Understanding these concepts is crucial for assessing a cryptocurrency’s potential and making informed investment decisions.
What Is Circulating Supply?
Circulating Supply refers to the number of tokens that are currently available in the market and can be freely traded.
Examples:
- Bitcoin (BTC) – Circulating Supply: 19 million BTC, with a maximum supply of 21 million BTC.
- Ethereum (ETH) – Circulating Supply: 120 million ETH, with no fixed maximum supply.
Generally, the higher the supply, the lower the price per unit, as more tokens are available for trading.
What Is Total Supply?
Total Supply represents the total number of tokens that have been created, including those that are locked or yet to be released.
Examples:
- Bitcoin (BTC) – Total Supply is capped at 21 million, meaning no more BTC will ever be created.
- Shiba Inu (SHIB) – Total Supply was originally 1 quadrillion tokens, but many have been burned, reducing the circulating amount.
How Do Circulating and Total Supply Affect Price?
- Low Circulating Supply – If most tokens are locked and not yet available, future releases may dilute the market, lowering prices.
- High Circulating Supply – If most coins are already in circulation, the impact of new releases is smaller.
- Burning Mechanisms – Some projects reduce their Total Supply by burning tokens, which can increase value (e.g., Binance Coin – BNB).
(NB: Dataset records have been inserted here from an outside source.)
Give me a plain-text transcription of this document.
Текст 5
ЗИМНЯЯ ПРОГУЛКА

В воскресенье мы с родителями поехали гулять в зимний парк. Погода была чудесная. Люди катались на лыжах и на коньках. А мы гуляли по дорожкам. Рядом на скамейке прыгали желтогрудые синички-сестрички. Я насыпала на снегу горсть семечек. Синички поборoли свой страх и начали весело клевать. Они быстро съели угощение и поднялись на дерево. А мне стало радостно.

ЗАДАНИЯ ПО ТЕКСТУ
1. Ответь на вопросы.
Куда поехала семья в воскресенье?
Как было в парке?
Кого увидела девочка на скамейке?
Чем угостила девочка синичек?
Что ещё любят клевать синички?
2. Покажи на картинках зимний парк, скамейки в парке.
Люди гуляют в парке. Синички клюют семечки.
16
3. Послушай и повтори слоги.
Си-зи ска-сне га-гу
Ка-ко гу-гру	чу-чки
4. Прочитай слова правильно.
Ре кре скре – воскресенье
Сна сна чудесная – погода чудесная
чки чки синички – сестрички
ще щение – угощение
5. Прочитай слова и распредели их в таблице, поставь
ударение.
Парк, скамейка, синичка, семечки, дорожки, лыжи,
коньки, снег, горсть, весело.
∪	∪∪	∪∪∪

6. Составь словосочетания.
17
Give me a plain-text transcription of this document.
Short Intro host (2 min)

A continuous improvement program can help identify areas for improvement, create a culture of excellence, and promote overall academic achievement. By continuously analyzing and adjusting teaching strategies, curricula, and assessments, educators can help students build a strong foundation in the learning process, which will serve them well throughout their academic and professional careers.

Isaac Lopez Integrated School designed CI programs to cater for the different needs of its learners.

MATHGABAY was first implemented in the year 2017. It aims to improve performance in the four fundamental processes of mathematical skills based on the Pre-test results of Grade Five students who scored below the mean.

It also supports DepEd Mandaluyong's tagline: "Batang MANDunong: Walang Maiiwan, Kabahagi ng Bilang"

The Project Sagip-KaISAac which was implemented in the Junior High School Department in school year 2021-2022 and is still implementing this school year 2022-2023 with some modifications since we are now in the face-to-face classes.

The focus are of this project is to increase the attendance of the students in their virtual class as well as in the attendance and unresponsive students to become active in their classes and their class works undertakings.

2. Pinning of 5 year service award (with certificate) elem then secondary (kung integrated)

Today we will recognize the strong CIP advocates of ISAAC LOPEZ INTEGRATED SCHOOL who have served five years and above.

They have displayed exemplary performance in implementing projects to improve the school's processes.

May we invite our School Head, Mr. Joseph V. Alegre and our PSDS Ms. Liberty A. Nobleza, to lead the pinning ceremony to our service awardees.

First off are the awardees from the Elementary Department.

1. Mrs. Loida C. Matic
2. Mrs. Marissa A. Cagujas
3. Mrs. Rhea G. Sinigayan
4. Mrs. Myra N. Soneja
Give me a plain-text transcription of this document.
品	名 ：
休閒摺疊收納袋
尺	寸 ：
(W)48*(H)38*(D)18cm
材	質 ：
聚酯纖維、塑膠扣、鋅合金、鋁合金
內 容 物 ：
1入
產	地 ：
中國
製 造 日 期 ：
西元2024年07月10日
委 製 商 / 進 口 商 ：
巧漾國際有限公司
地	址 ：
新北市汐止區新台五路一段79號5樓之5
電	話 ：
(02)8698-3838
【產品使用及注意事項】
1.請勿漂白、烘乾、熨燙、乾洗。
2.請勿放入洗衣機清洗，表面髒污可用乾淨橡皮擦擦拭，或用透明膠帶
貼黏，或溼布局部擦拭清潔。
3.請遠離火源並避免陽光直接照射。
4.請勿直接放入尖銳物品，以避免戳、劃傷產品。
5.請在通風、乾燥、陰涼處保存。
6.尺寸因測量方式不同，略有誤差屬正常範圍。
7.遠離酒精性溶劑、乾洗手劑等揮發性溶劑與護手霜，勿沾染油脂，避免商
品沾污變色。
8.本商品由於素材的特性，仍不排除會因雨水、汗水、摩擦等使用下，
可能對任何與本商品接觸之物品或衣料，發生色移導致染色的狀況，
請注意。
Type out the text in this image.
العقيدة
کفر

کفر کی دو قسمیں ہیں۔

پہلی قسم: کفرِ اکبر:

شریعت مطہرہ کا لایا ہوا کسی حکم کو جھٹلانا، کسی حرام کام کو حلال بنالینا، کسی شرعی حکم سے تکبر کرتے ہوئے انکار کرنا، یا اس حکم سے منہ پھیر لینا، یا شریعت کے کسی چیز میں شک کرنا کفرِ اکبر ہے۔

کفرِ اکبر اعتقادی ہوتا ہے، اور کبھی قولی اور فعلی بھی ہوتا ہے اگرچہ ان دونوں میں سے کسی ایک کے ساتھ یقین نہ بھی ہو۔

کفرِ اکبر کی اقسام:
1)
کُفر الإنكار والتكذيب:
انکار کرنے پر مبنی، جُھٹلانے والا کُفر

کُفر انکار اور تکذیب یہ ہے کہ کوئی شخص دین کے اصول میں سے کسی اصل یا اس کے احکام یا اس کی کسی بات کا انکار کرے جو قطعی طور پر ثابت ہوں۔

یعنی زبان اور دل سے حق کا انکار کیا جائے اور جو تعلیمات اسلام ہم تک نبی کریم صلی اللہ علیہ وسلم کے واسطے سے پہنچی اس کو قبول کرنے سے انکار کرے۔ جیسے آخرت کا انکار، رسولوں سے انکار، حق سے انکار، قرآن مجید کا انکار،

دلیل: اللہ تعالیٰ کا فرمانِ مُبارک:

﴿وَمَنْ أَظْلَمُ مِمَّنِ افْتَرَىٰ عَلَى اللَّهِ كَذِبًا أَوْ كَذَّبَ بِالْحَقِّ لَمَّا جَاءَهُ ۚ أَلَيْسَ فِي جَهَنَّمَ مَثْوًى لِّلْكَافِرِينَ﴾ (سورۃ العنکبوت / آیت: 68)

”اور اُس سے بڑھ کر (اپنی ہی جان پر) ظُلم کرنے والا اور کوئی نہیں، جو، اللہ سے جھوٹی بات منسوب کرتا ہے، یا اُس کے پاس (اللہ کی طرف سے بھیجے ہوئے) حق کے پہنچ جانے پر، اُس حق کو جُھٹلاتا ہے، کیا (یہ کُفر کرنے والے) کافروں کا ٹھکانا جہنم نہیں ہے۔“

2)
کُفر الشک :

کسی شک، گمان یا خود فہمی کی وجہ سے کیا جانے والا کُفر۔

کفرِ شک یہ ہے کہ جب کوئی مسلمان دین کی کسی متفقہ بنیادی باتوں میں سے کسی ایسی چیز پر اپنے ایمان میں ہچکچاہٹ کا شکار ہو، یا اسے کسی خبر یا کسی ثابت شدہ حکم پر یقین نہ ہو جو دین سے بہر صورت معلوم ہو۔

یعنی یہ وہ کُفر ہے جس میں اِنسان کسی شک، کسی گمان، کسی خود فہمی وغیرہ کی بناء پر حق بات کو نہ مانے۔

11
Circulating Supply vs. Total Supply – Key Differences
Feature | Circulating Supply | Total Supply |
---|---|---|
Includes | Coins available for trading | All issued coins, including locked ones |
Can Change? | Yes, through burning or new issuance | Yes, when new tokens are created |
Impact on Price | High supply may mean lower prices | Large gap between Total and Circulating Supply can mean future dilution |
Why Is This Important for Investors?
Before buying a cryptocurrency, check its Circulating Supply and Total Supply. If only 30–40% of tokens are in circulation, future releases may cause price drops.
If 80–90% of tokens are already circulating, there is less risk of price dilution.
Summary
Circulating Supply and Total Supply are essential indicators when evaluating a cryptocurrency. Checking supply metrics can help you make smarter investment decisions and avoid losing value due to token dilution.